I sewed all pattern parts together, made a lining (cream cotton) and cover (black silk satin) off the same pattern, placed them all onto each other, basted the edges together and neatened the edges with bias tape. And hammered the grommets in.

All was well until I tried lacing quite tightly. The waist gave quite readily, but around the hip, there was too much boning in the way. Apparently the waist-to-hip ratio was not what I'd anticipated. After little while, it became quite uncomfortable around the hips, being too narrow. I ended up taking the bias tape off the bottom, cutting open two seams from bottom to waist level, and inserting triangles into the gaps in the base layer, lining and top fabric.
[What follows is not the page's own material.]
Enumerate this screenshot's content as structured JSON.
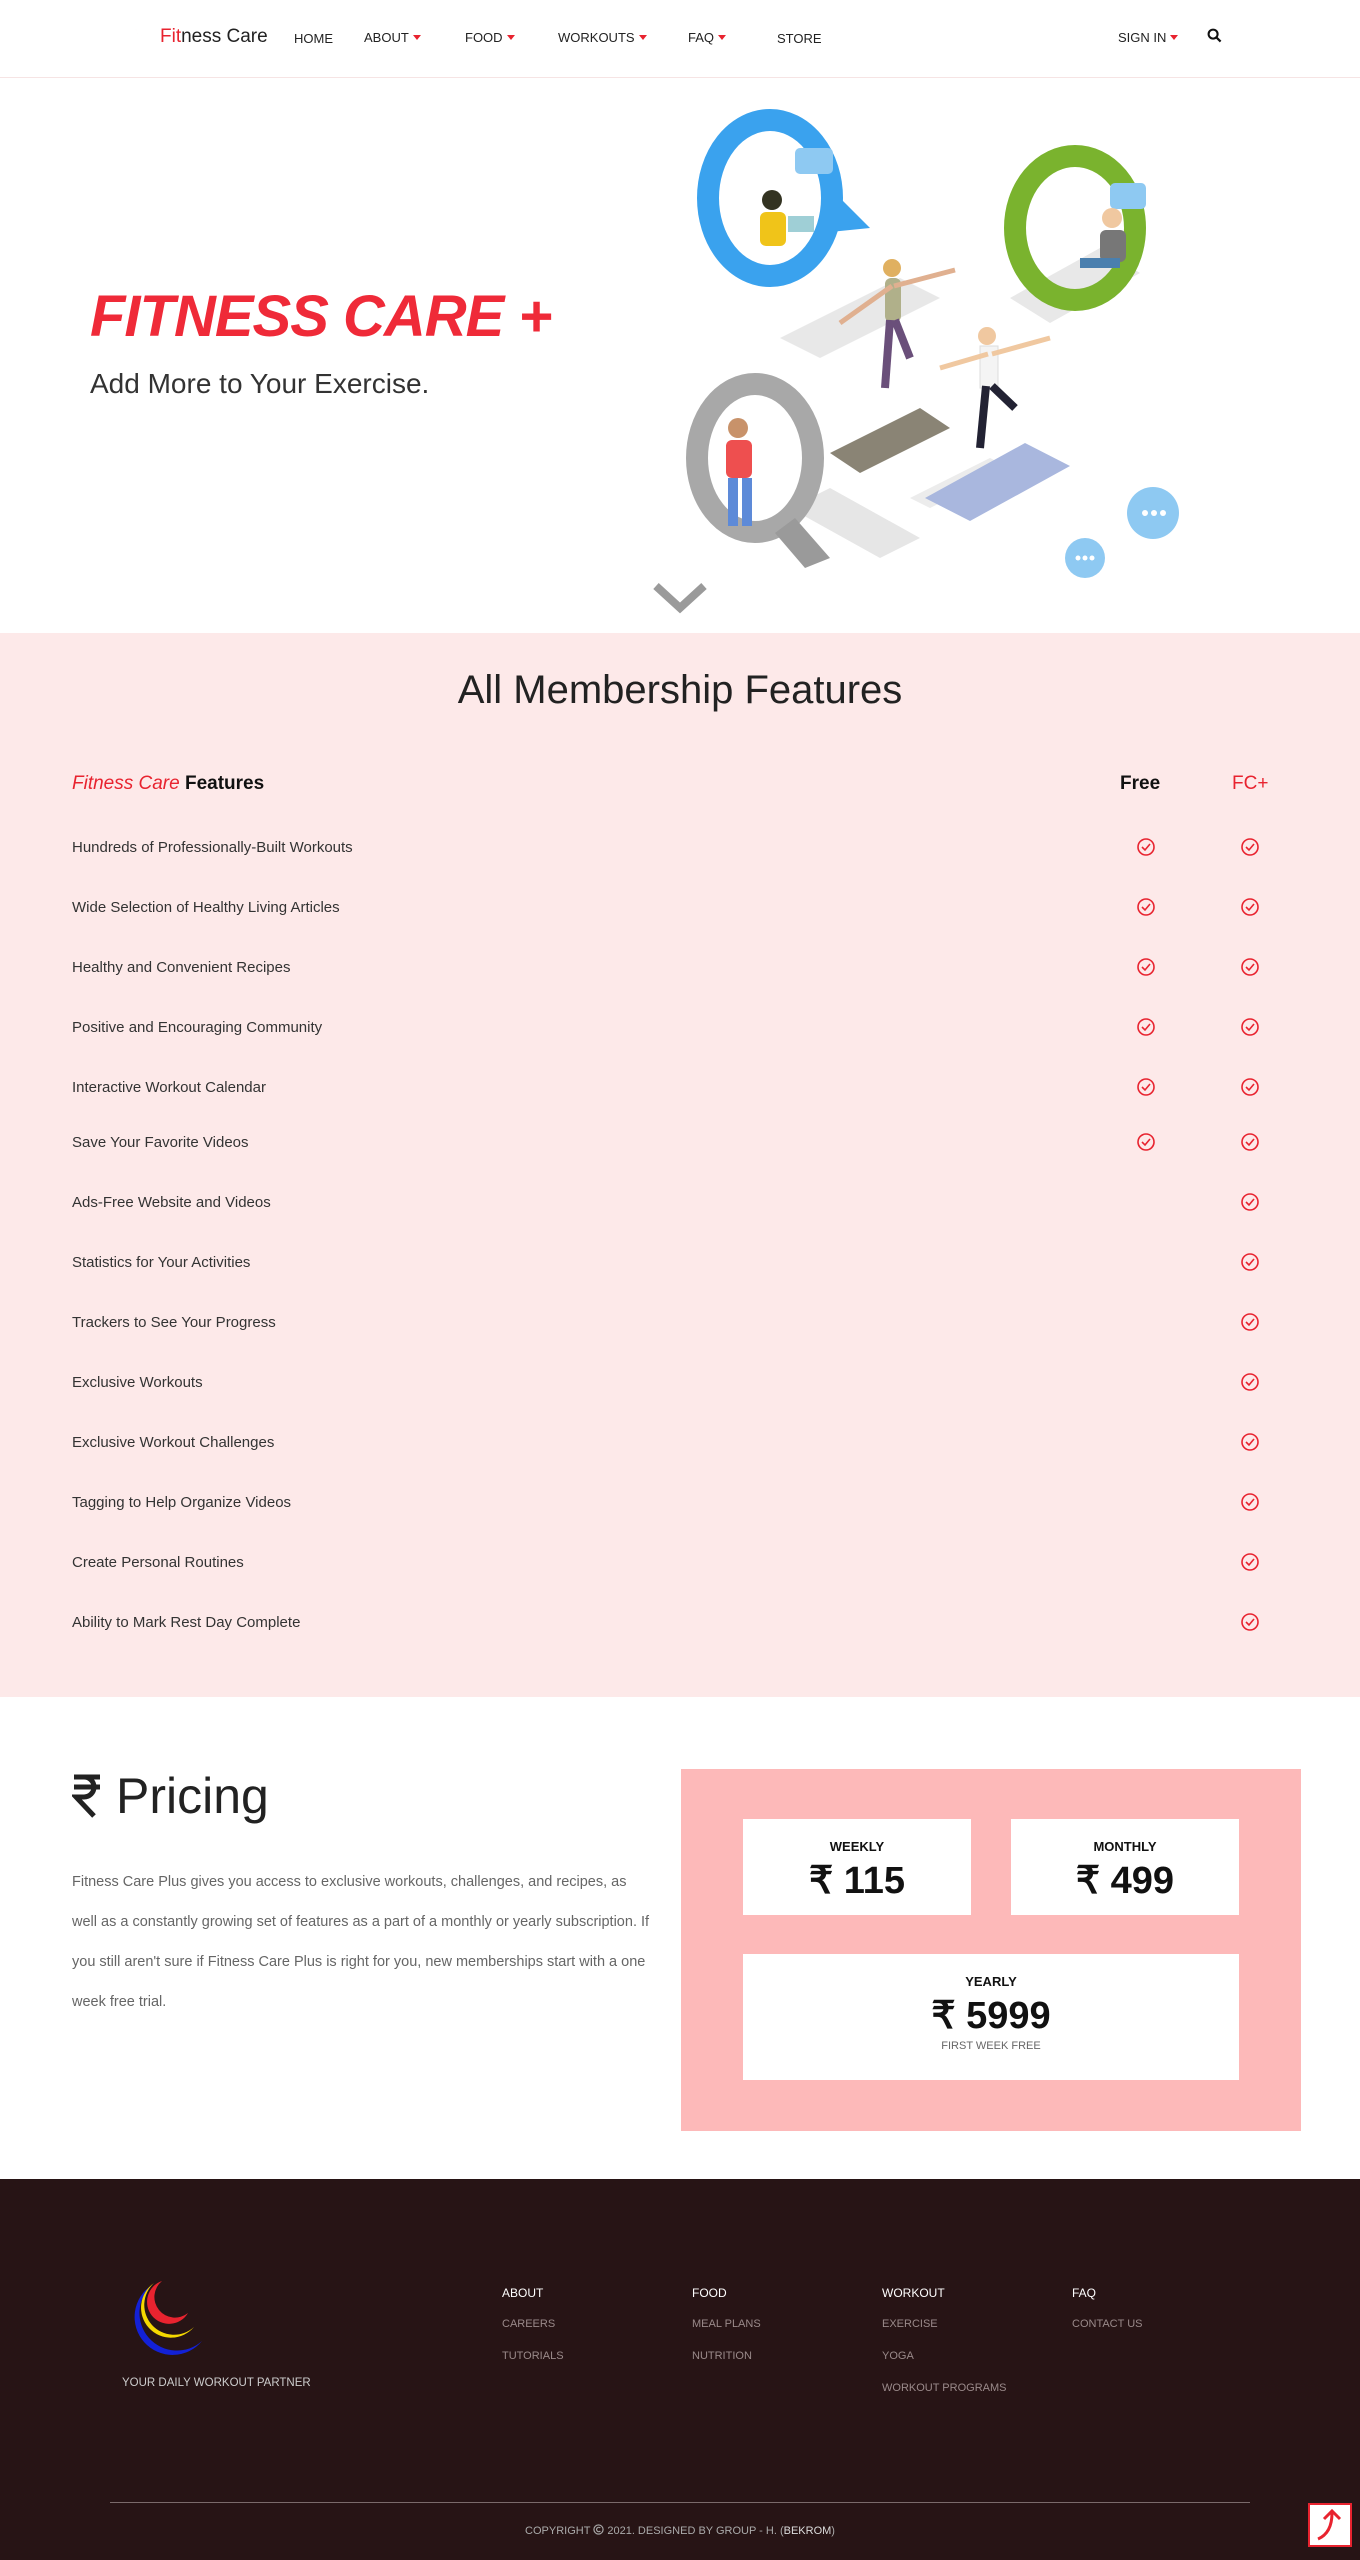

After that last change, it's a teeny bit wide around the hips, but since wide hips were fashionable then, that's not a problem. What's way more important is that it fits without being uncomfortable, even if I pull real hard on the laces. I've learned that Victorian corsets have to fit snugly and leave much less leeway than 18th century ones, so if you want to avoid the fitting oddyssey I've had, try a commercial pattern.